Tidak ada salahnya sistem dikembangkan sendiri, karena sejak 1 tahun belakangan Saya ketagihan menggunakan salah satu framework aplikasi berbasis web. Kadang dalam kondisi yang tidak terlalu sibuk, Saya nekat membuat berbagai macam aplikasi yang masa depannya mungkin tidak jelas. Hehehe, sekedar mengasah kemampuan dan membunuh waktu saja.
Sejak saat itu pengembangan sistem mulai direncanakan. Saya menggunakan metode hajar bleh dima kanai, maju terus pantang mundur untuk menyelesaikannya. Tahapan pengembangan tetap berfokus pada target-target yang akan dikejar. Secara keseluruhan, pengembangan sistem terbatas pada proses bisnis rutin yang dijalankan dan diimplementasikan secara bertahap.

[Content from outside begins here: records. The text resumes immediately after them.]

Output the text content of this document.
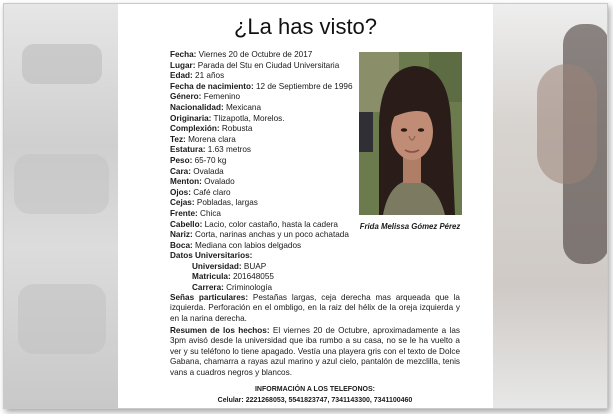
¿La has visto?
Fecha: Viernes 20 de Octubre de 2017
Lugar: Parada del Stu en Ciudad Universitaria
Edad: 21 años
Fecha de nacimiento: 12 de Septiembre de 1996
Género: Femenino
Nacionalidad: Mexicana
Originaria: Tlizapotla, Morelos.
Complexión: Robusta
Tez: Morena clara
Estatura: 1.63 metros
Peso: 65-70 kg
Cara: Ovalada
Menton: Ovalado
Ojos: Café claro
Cejas: Pobladas, largas
Frente: Chica
Cabello: Lacio, color castaño, hasta la cadera
Nariz: Corta, narinas anchas y un poco achatada
Boca: Mediana con labios delgados
Datos Universitarios:
Universidad: BUAP
Matricula: 201648055
Carrera: Criminología
Frida Melissa Gómez Pérez
Señas particulares: Pestañas largas, ceja derecha mas arqueada que la izquierda. Perforación en el ombligo, en la raiz del hélix de la oreja izquierda y en la narina derecha.
Resumen de los hechos: El viernes 20 de Octubre, aproximadamente a las 3pm avisó desde la universidad que iba rumbo a su casa, no se le ha vuelto a ver y su teléfono lo tiene apagado. Vestía una playera gris con el texto de Dolce Gabana, chamarra a rayas azul marino y azul cielo, pantalón de mezclilla, tenis vans a cuadros negros y blancos.
INFORMACIÓN A LOS TELEFONOS:
Celular: 2221268053, 5541823747, 7341143300, 7341100460
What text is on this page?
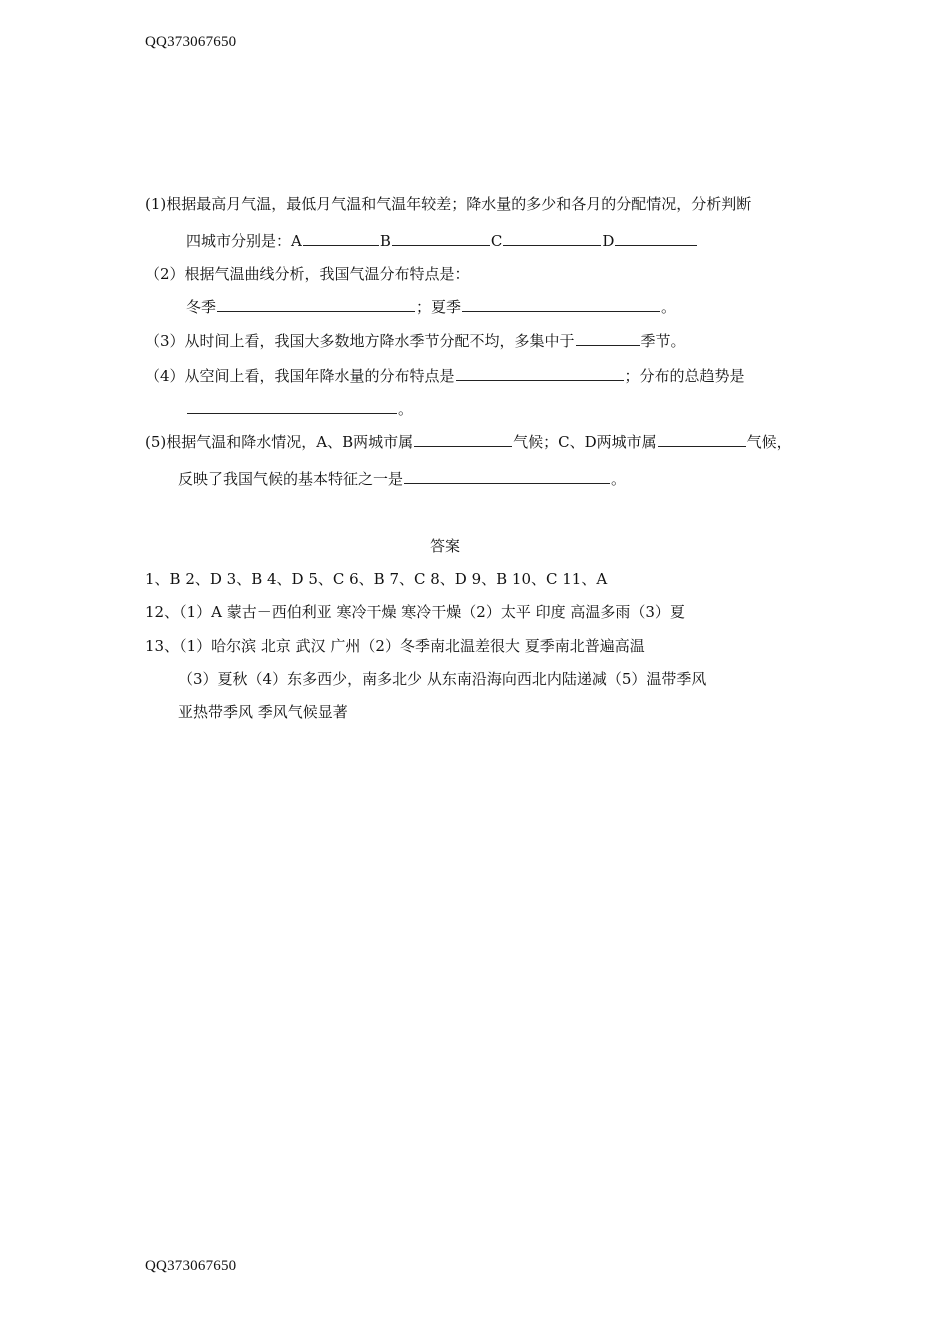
QQ373067650
(1)根据最高月气温，最低月气温和气温年较差；降水量的多少和各月的分配情况，分析判断
四城市分别是：A	B	C	D
（2）根据气温曲线分析，我国气温分布特点是：
冬季	；夏季	。
（3）从时间上看，我国大多数地方降水季节分配不均，多集中于	季节。
（4）从空间上看，我国年降水量的分布特点是	；分布的总趋势是
。
(5)根据气温和降水情况，A、B两城市属	气候；C、D两城市属	气候，
反映了我国气候的基本特征之一是	。
答案
1、B 2、D 3、B 4、D 5、C 6、B 7、C 8、D 9、B 10、C 11、A
12、（1）A 蒙古－西伯利亚 寒冷干燥 寒冷干燥（2）太平 印度 高温多雨（3）夏
13、（1）哈尔滨 北京 武汉 广州（2）冬季南北温差很大 夏季南北普遍高温
（3）夏秋（4）东多西少，南多北少 从东南沿海向西北内陆递减（5）温带季风
亚热带季风 季风气候显著
QQ373067650
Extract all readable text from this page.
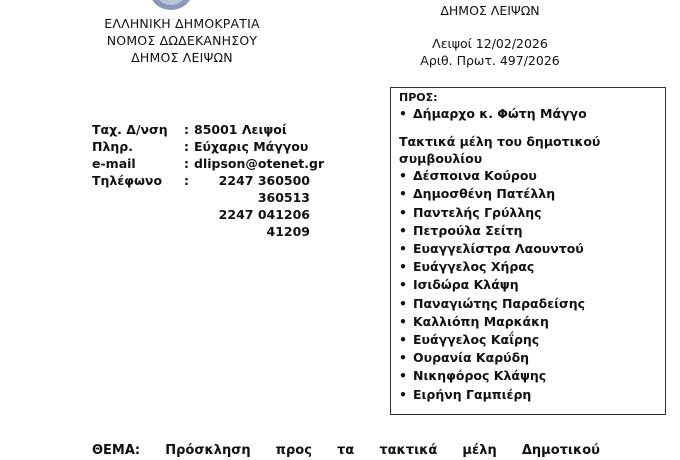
ΕΛΛΗΝΙΚΗ ΔΗΜΟΚΡΑΤΙΑ
ΝΟΜΟΣ ΔΩΔΕΚΑΝΗΣΟΥ
ΔΗΜΟΣ ΛΕΙΨΩΝ
ΔΗΜΟΣ ΛΕΙΨΩΝ
Λειψοί 12/02/2026
Αριθ. Πρωτ. 497/2026
Ταχ. Δ/νση	: 85001 Λειψοί
Πληρ.	: Εύχαρις Μάγγου
e-mail	: dlipson@otenet.gr
Τηλέφωνο	:	2247 360500
360513
2247 041206
41209
ΠΡΟΣ:
• Δήμαρχο κ. Φώτη Μάγγο
Τακτικά μέλη του δημοτικού συμβουλίου
• Δέσποινα Κούρου
• Δημοσθένη Πατέλλη
• Παντελής Γρύλλης
• Πετρούλα Σείτη
• Ευαγγελίστρα Λαουντού
• Ευάγγελος Χήρας
• Ισιδώρα Κλάψη
• Παναγιώτης Παραδείσης
• Καλλιόπη Μαρκάκη
• Ευάγγελος Καΐρης
• Ουρανία Καρύδη
• Νικηφόρος Κλάψης
• Ειρήνη Γαμπιέρη
ΘΕΜΑ: Πρόσκληση προς τα τακτικά μέλη Δημοτικού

Dalam waktu 1,5 bulan Saya sudah berhasil membuat prototipe sistem versi pertama. Isinya hanya menampilkan data yang sudah dicatat di excel. Setidaknya dengan data itu, Pimpinan bisa tau seperti apa kekuatan PCR dari sisi Penelitian, Pengabdian dan Publikasi, tidak hanya untuk institusi tetapi juga kekuatan prodi hingga dosen-dosennya. Prototipe ini kemudian dipresentasikan di depan pimpinan akademik. Tujuannya adalah untuk membantu dalam memutakhirkan data. Caranya gimana? Sederhana, setiap dosen diminta mengakses sistem dengan akun masing-masing, lalu melihat data penelitian, pengabdian dan publikasi yang terdata di dalam sistem. Dosen didorong untuk melaporkan data lain yang mungkin tidak tercatat di sistem. Sehingga dengan cara seperti ini dapat mempercepat proses pemutakhiran data di sistem UPPM saat itu. Alhamdulillah banyak dosen yang aware dengan kelengkapan data ini.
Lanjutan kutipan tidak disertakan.